Optimization Dimension: Impact of Hyperparameters and Training Strategies on Generalization

Optimization is the core of SFT, and hyperparameter selection directly affects generalization:

  1. Learning Rate and Training Steps: Too high easily leads to overfitting on surface patterns, too low fails to learn sufficiently; their interaction may cause "spurious generalization".
  2. Optimizer Selection: Implicit regularization effect is key; optimizers like AdamW that tend to flat loss basins have better generalization.
  3. Batch Size: Large batches have stable gradients but easily fall into sharp local optima; small batches have beneficial noise but unstable training—trade-offs significantly affect generalization.
4

Section 04

Data Dimension: Conditional Analysis of Diversity, Quality, and Scale

Data determines the upper limit of SFT learning:

  1. Diversity: Needs dual-dimensional diversity in domains (different reasoning tasks) and difficulty (simple to complex).
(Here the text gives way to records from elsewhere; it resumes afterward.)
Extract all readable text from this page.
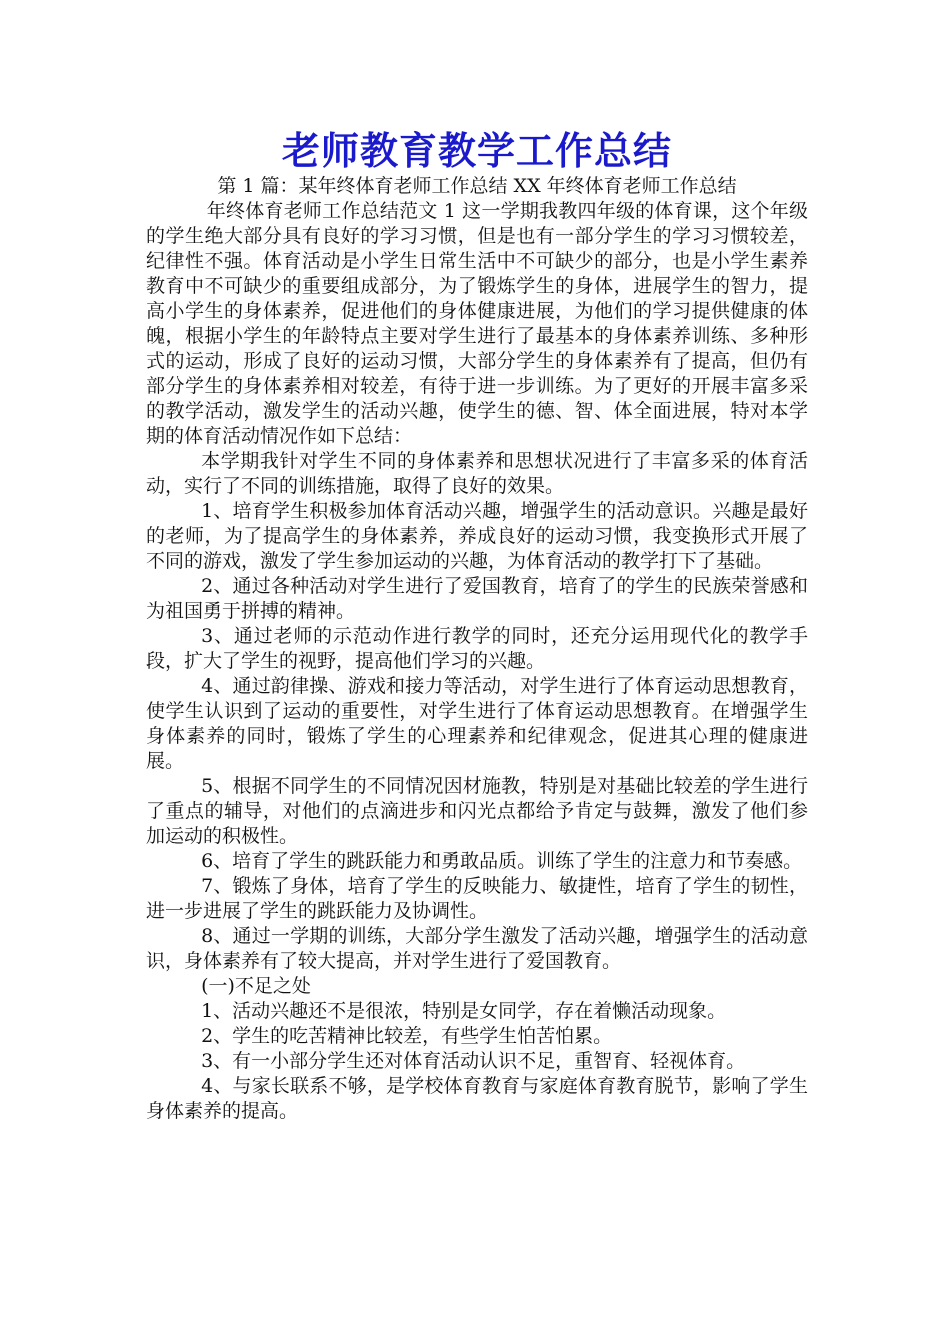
老师教育教学工作总结

第 1 篇：某年终体育老师工作总结 XX 年终体育老师工作总结

年终体育老师工作总结范文 1 这一学期我教四年级的体育课，这个年级的学生绝大部分具有良好的学习习惯，但是也有一部分学生的学习习惯较差，纪律性不强。体育活动是小学生日常生活中不可缺少的部分，也是小学生素养教育中不可缺少的重要组成部分，为了锻炼学生的身体，进展学生的智力，提高小学生的身体素养，促进他们的身体健康进展，为他们的学习提供健康的体魄，根据小学生的年龄特点主要对学生进行了最基本的身体素养训练、多种形式的运动，形成了良好的运动习惯，大部分学生的身体素养有了提高，但仍有部分学生的身体素养相对较差，有待于进一步训练。为了更好的开展丰富多采的教学活动，激发学生的活动兴趣，使学生的德、智、体全面进展，特对本学期的体育活动情况作如下总结：

本学期我针对学生不同的身体素养和思想状况进行了丰富多采的体育活动，实行了不同的训练措施，取得了良好的效果。

1、培育学生积极参加体育活动兴趣，增强学生的活动意识。兴趣是最好的老师，为了提高学生的身体素养，养成良好的运动习惯，我变换形式开展了不同的游戏，激发了学生参加运动的兴趣，为体育活动的教学打下了基础。

2、通过各种活动对学生进行了爱国教育，培育了的学生的民族荣誉感和为祖国勇于拼搏的精神。

3、通过老师的示范动作进行教学的同时，还充分运用现代化的教学手段，扩大了学生的视野，提高他们学习的兴趣。

4、通过韵律操、游戏和接力等活动，对学生进行了体育运动思想教育，使学生认识到了运动的重要性，对学生进行了体育运动思想教育。在增强学生身体素养的同时，锻炼了学生的心理素养和纪律观念，促进其心理的健康进展。

5、根据不同学生的不同情况因材施教，特别是对基础比较差的学生进行了重点的辅导，对他们的点滴进步和闪光点都给予肯定与鼓舞，激发了他们参加运动的积极性。

6、培育了学生的跳跃能力和勇敢品质。训练了学生的注意力和节奏感。

7、锻炼了身体，培育了学生的反映能力、敏捷性，培育了学生的韧性，进一步进展了学生的跳跃能力及协调性。

8、通过一学期的训练，大部分学生激发了活动兴趣，增强学生的活动意识，身体素养有了较大提高，并对学生进行了爱国教育。

(一)不足之处

1、活动兴趣还不是很浓，特别是女同学，存在着懒活动现象。

2、学生的吃苦精神比较差，有些学生怕苦怕累。

3、有一小部分学生还对体育活动认识不足，重智育、轻视体育。

4、与家长联系不够，是学校体育教育与家庭体育教育脱节，影响了学生身体素养的提高。
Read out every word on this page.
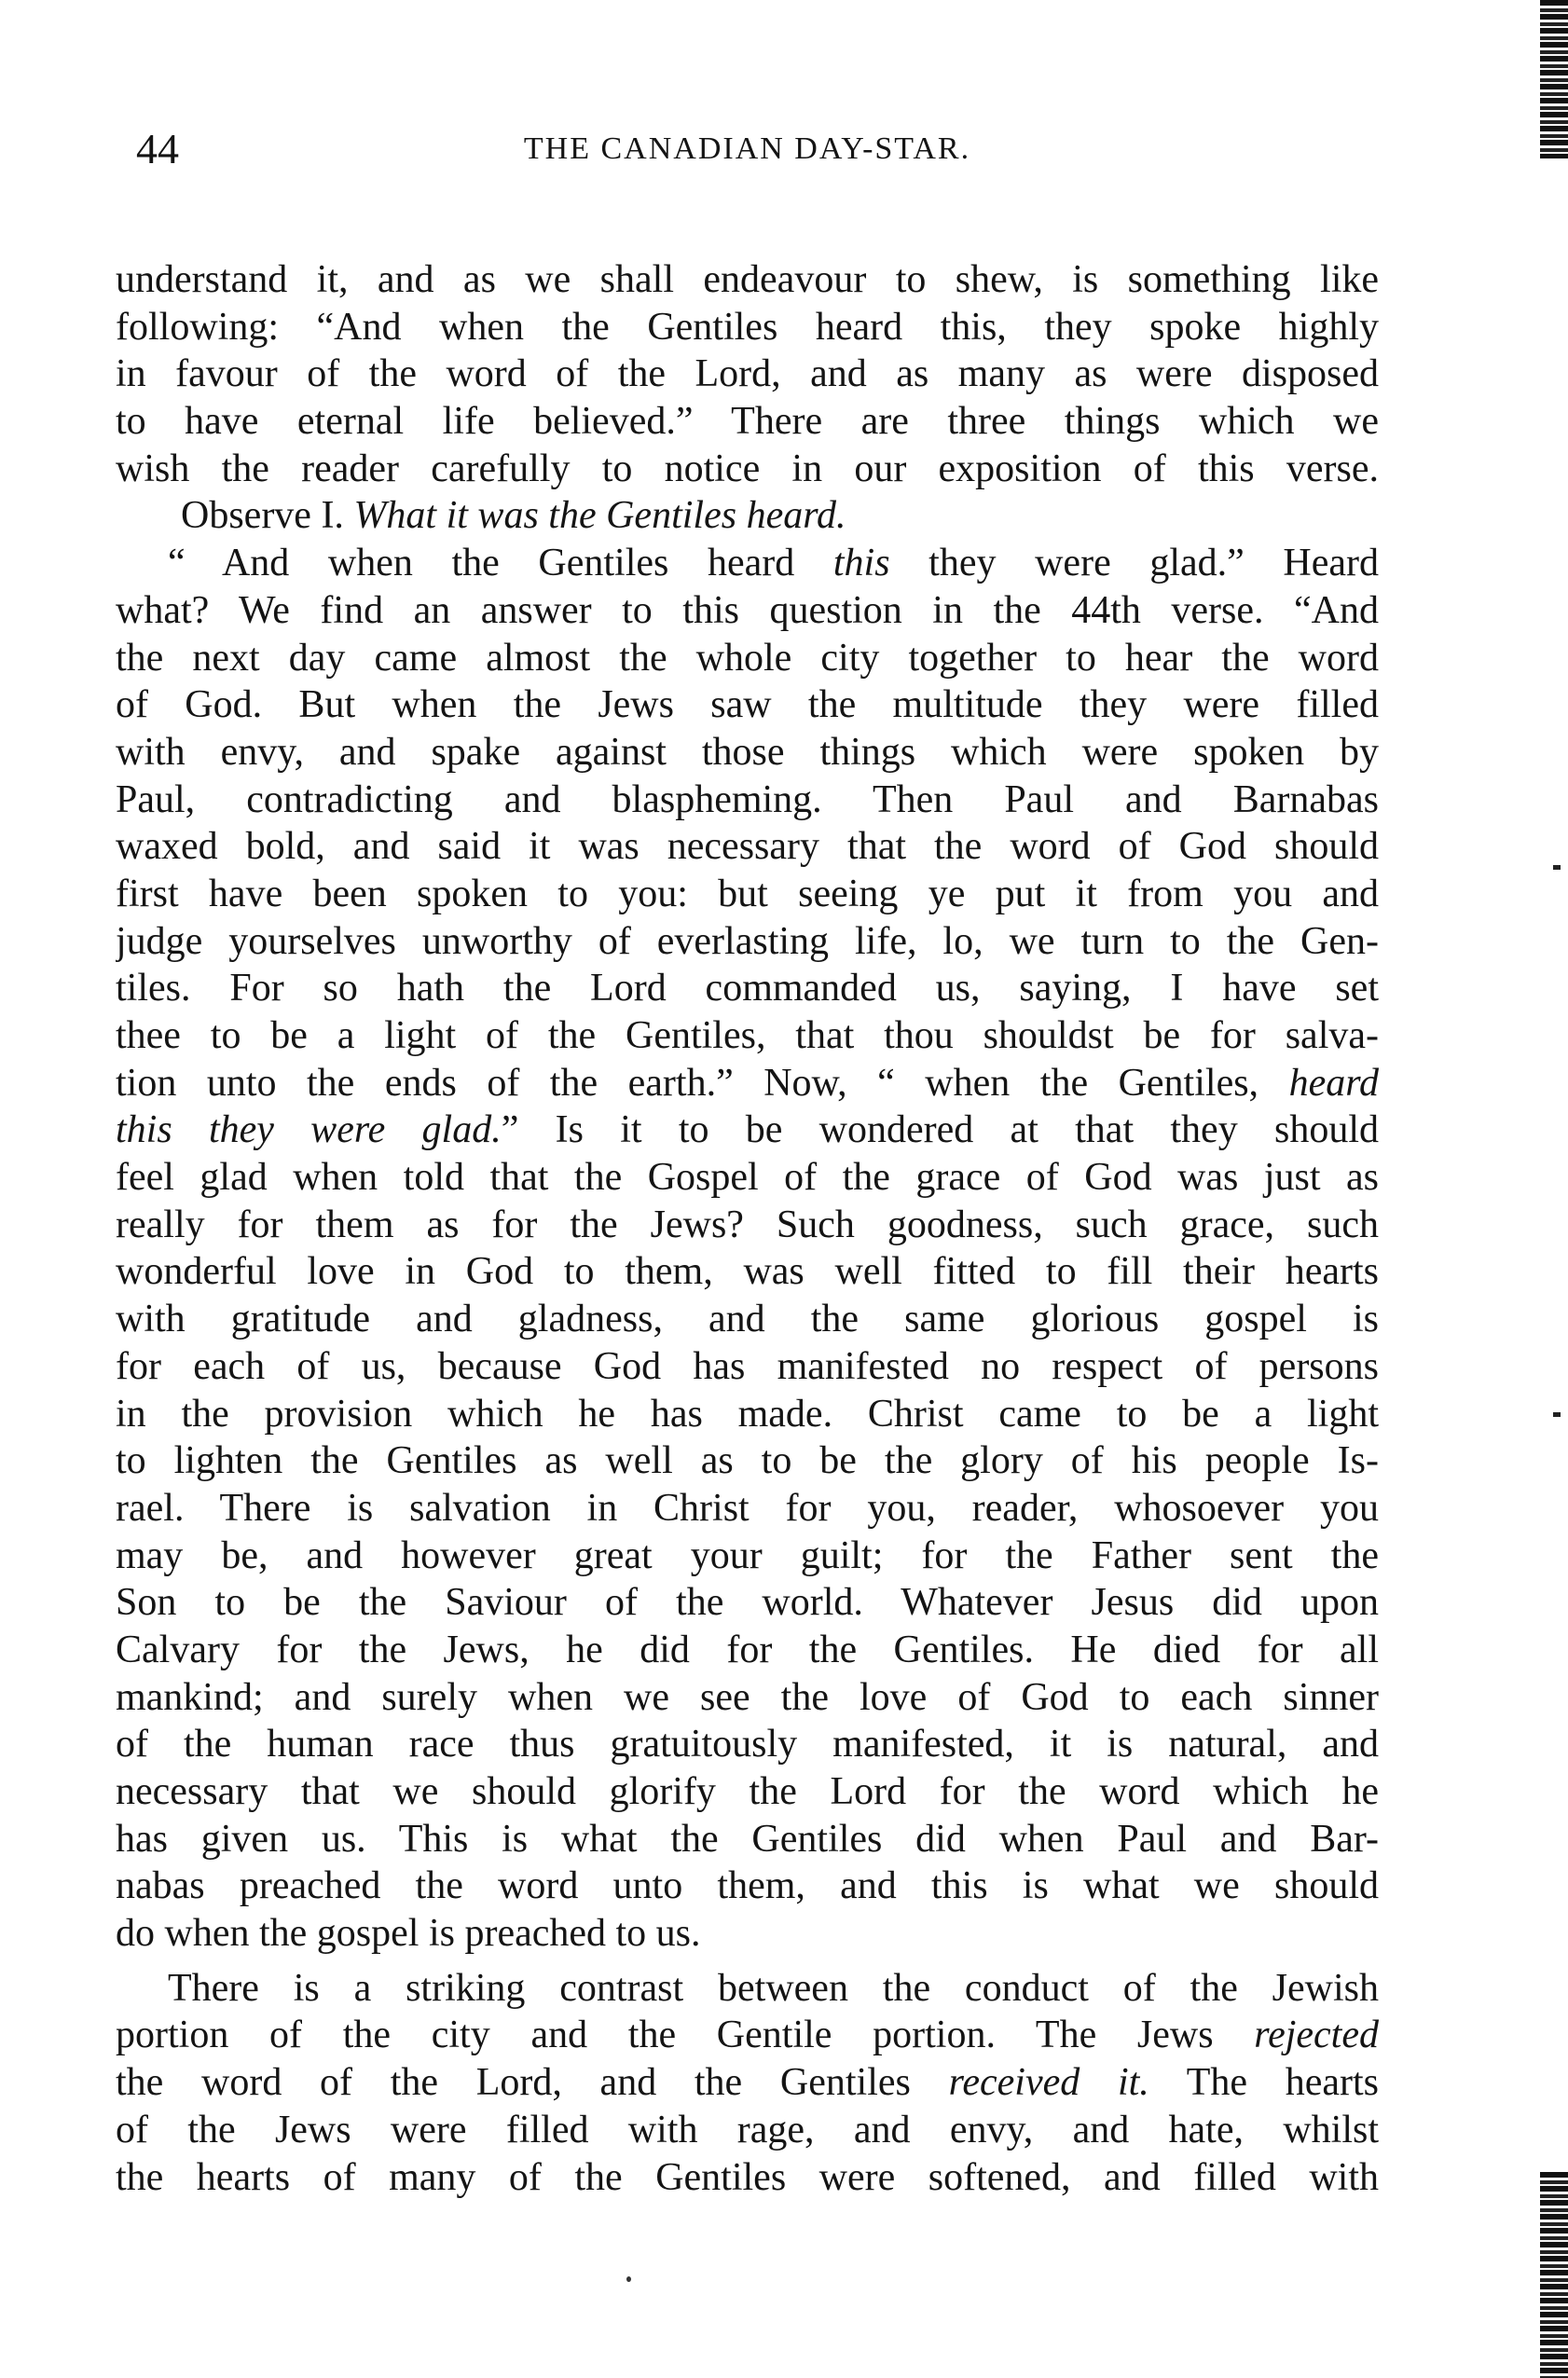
44	THE CANADIAN DAY-STAR.
understand it, and as we shall endeavour to shew, is something like
following: “And when the Gentiles heard this, they spoke highly
in favour of the word of the Lord, and as many as were disposed
to have eternal life believed.” There are three things which we
wish the reader carefully to notice in our exposition of this verse.
Observe I. What it was the Gentiles heard.
“ And when the Gentiles heard this they were glad.” Heard
what? We find an answer to this question in the 44th verse. “And
the next day came almost the whole city together to hear the word
of God. But when the Jews saw the multitude they were filled
with envy, and spake against those things which were spoken by
Paul, contradicting and blaspheming. Then Paul and Barnabas
waxed bold, and said it was necessary that the word of God should
first have been spoken to you: but seeing ye put it from you and
judge yourselves unworthy of everlasting life, lo, we turn to the Gen-
tiles. For so hath the Lord commanded us, saying, I have set
thee to be a light of the Gentiles, that thou shouldst be for salva-
tion unto the ends of the earth.” Now, “ when the Gentiles, heard
this they were glad.” Is it to be wondered at that they should
feel glad when told that the Gospel of the grace of God was just as
really for them as for the Jews? Such goodness, such grace, such
wonderful love in God to them, was well fitted to fill their hearts
with gratitude and gladness, and the same glorious gospel is
for each of us, because God has manifested no respect of persons
in the provision which he has made. Christ came to be a light
to lighten the Gentiles as well as to be the glory of his people Is-
rael. There is salvation in Christ for you, reader, whosoever you
may be, and however great your guilt; for the Father sent the
Son to be the Saviour of the world. Whatever Jesus did upon
Calvary for the Jews, he did for the Gentiles. He died for all
mankind; and surely when we see the love of God to each sinner
of the human race thus gratuitously manifested, it is natural, and
necessary that we should glorify the Lord for the word which he
has given us. This is what the Gentiles did when Paul and Bar-
nabas preached the word unto them, and this is what we should
do when the gospel is preached to us.
There is a striking contrast between the conduct of the Jewish
portion of the city and the Gentile portion. The Jews rejected
the word of the Lord, and the Gentiles received it. The hearts
of the Jews were filled with rage, and envy, and hate, whilst
the hearts of many of the Gentiles were softened, and filled with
Purely difficult data easily leads to overfitting; appropriate simple data helps build basic reasoning abilities.
  2. Quality and Noise: Noise like incorrect annotations and inconsistent formats interferes with learning; the stronger the model capability, the higher its robustness to noise.
  3. Scale and Saturation: Data scale improves performance but has diminishing marginal returns (saturation effect); the saturation point is related to model capability and optimization configuration.
5

Section 05

Model Capability Dimension: Role of Pre-training, Scale, and Architecture

Model capability is the foundation of generalization:

  1. Pre-training Quality: The general capabilities of pre-training (world knowledge, reasoning priors) affect generalization more than scale; a small model with high-quality pre-training may outperform a large model with low-quality pre-training.
  2. Scale and Emergence: When model scale reaches a threshold, reasoning/generalization abilities "emerge"; below the threshold, model generalization is limited, and above it, SFT can unlock potential.
  3. Architecture Design: Dense vs MoE, attention mechanisms, etc., affect generalization; deeper networks and better positional encoding are positively correlated with generalization.
6

Section 06

Three-Factor Interaction Effect: Synergistic Impact of Optimization, Data, and Model

The interaction of the three factors is complex:

  1. Optimization-Data: High-noise data requires conservative learning rates/early stopping; large-scale data benefits from large batches/long training; high-difficulty data needs fine-grained learning rate scheduling.
  2. Optimization-Model: Strong models can use aggressive optimization (large learning rate/long training); weak models need cautious strategies.
  3. Data-Model: Strong models need less but high-quality data; weak models need more data but are robust to noise.
  4. Three-Factor Combination: A matched combination (strong model + high-quality data + optimal configuration) has far better generalization than the sum of individual parts; mismatched combinations waste resources.
7

Section 07

Practical Recommendations and Future Research Directions

Practical Guidance:

  • Data: Prioritize diversity (domain + difficulty) and quality over quantity; cover the distribution of target scenarios.
  • Optimization: Adjust parameters based on model capability/data; use aggressive configurations for strong models and conservative ones for weak models.
  • Model: Choose architectures with high pre-training quality and relevant priors.
  • Configuration: Use the conditional framework to guide hyperparameter search.

Limitations and Future:

  • Limitations: Only targets specific reasoning tasks and does not involve subsequent stages like RLHF.
  • Directions: Expand to more domains; study generalization in multi-stage training; develop automated configuration recommendations; explore the impact of model merging.